For highly connected units, this type of dynamics enables the LTE assumption, originally used for describing radiative transport in a gas or plasma. To illustrate LTE, there is no single temperature value that characterizes an entire star: the outer shell is cooler than the core. Nonetheless, the mean free path of a moving photon inside a star is much smaller than the temperature gradient, so on a small timescale, the photon's movement can be approximated using a local temperature value. A similar effect is found in various systems of coupled units, such as social networks, gene regulatory networks and brain networks. In such systems, the internal dynamics of a unit is often faster than a change of the local interaction potential, leading to a multi-scale description. Intuitive examples are the social interactions in blog websites, discussion groups or product recommendation services. Here, changes that affect a person are relatively slow so that he can assimilate his internal state-of-mind (the unit's microstate) to his new local network of friendships and the set of personal messages he received, before he makes the decision to add a new friend or send a reply (the unit's macrostate). Indeed, this intuition combined with our analysis is consistent with multiple observations in social networks. Watts & Doods [48] numerically explored the importance of ‘influentials’, a minority of individuals who influence an exceptional number of their peers. They find counter to intuition that large cascades of influence are usually not driven by influentials, but rather by a critical mass of easily influenced individuals. Granovetter [49] found that even though hubs gather information from different parts of the social network and transmit it, the clustering and centrality of a node provide better characteristics for diffusing innovation [50]. Rogers [51] found experimentally that the innovator is usually an individual in the periphery of the network, with few contacts with other individuals.

Our approach can be interpreted in the context of how dynamical systems intrinsically process information [42,43,5256]. That is, the state of each unit can be viewed as a (hidden) storage of information. As one unit interacts with another unit, part of its information is transferred to the state of the other unit (and vice versa). Over time, the information that was stored in the instantaneous state of one unit percolates through the interactions in the system, and at the same time it decays owing to thermal noise or randomness. The longer this information is retained in the system state, the more the unit's state determines the state trajectory of the system. This is a measure of the dynamical importance of the unit, which we quantify by D(s).

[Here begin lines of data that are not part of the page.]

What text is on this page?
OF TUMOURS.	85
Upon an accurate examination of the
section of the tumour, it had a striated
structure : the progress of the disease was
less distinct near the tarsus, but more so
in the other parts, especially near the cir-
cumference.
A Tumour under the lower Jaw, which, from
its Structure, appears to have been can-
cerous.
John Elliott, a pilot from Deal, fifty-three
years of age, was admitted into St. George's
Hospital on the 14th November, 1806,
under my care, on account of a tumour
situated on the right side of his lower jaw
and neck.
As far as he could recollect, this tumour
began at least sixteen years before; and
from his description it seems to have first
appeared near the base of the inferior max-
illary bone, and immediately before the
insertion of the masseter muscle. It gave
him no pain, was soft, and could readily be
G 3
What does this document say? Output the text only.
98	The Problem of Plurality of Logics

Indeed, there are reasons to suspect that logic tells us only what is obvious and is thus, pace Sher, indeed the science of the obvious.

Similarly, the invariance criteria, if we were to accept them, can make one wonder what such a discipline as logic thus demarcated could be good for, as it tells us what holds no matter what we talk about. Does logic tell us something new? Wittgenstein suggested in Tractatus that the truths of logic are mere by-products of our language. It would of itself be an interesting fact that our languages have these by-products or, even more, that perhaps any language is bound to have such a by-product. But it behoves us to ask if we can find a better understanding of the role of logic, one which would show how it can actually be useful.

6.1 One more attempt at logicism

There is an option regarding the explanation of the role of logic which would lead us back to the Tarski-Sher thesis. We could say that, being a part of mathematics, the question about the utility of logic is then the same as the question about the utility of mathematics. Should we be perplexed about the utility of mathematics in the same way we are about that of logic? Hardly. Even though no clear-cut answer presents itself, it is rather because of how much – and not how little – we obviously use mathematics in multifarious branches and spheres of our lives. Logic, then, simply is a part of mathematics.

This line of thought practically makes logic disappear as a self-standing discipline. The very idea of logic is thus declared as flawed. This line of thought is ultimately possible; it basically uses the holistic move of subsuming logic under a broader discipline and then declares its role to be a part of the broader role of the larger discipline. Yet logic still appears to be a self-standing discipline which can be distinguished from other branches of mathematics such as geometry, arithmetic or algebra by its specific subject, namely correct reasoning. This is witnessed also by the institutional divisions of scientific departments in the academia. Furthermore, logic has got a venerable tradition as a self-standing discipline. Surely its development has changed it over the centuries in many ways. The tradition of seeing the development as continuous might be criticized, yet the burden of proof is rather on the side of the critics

Our work contributes to the understanding of the behaviour of complex systems at a conceptual level. Our results suggest that the concept of information processing can be used, as a general framework, to infer how dynamical units work together to produce the system's behaviour. The inputs to this inference are both the rules of unit dynamics as well as the topology of interactions, which contrasts with most complex systems research. A popular approach to infer the importance of units in general are topology-only measures such as connectedness and betweenness-centrality [28,30,5762], following the intuition that well-connected or centrally located units must be important to the behaviour of the system. We demonstrate that this intuition is not necessarily true. A more realistic approach is to consider to simulate a simple process on the topology, such as the percolation of particles [63], magnetic spin interactions [3,6,14,20,37,6472] or the synchronization of oscillators [37,60,7380]. The dynamical importance of a unit in a such model is then translated to that of the complex system under investigation. Among the ‘totalistic’ approaches that consider the dynamics and interaction topology simultaneously, a common method to infer a unit's dynamical importance is to perform ‘knock-out’ experiments [2931]. That is, experimentally removing or altering a unit and observing the difference in the system's behaviour. This is a measure of how robust the system is to a perturbation, however, and care must be taken to translate robustness into dynamical importance. In case the perturbation is not part of the natural behaviour of the system, then the perturbed system is not a representative model of the original system. To illustrate, we find that highly connected ferromagnetic spins hardly explain the observed dynamical behaviour of a system, even though removing such a spin would have a large impact on the average magnetization, stability and critical temperature [81,82]. In summary, our work is an important step towards a unified framework for understanding the interplay of the unit dynamics and network topology from which the system's behaviour emerges.

Acknowledgements

We thank Carlos P. Fitzsimons for helping us find and interpret empirical evidence from the field of neurobiology. We also thank Gregor Chliamovitch and Omri Har-Shemesh for their feedback on the mathematical derivations.

Appendix A

A.1. Limiting behaviour of Inline graphic as k→∞

Using equation (2.1), the prior probability of a unit's state can be written as

A.1. A1

where Zk is the partition function for a unit with k edges. As Inline graphic the set of interaction energies starts to follow a stationary distribution of nearest-neighbour states, and the expression can be approximated as

A.1. A2

Here, Inline graphic is the expected interaction energy of the state q with one neighbour, averaged over the neighbours' state distribution. If an edge is added to such a unit, the expression becomes (the subscript k + 1 denotes the degree of the node as a reminder)

A.1. A3

In words, the energy term for each state q is multiplied by a factor Inline graphic that depends on the state but is constant with respect to k. (The partition function changes with k to suitably normalize the new terms, but it does not depend on q and so is not responsible for moving probability mass.) That is, as k grows, the probability of the state q with the lowest expected interaction energy approaches unity; the probabilities of all other states will approach zero. The approaches are exponential, because the multiplying factors do not depend on k. If there are m states with the lowest interaction energies (multiplicity m), then each probability of these states will approach 1/m.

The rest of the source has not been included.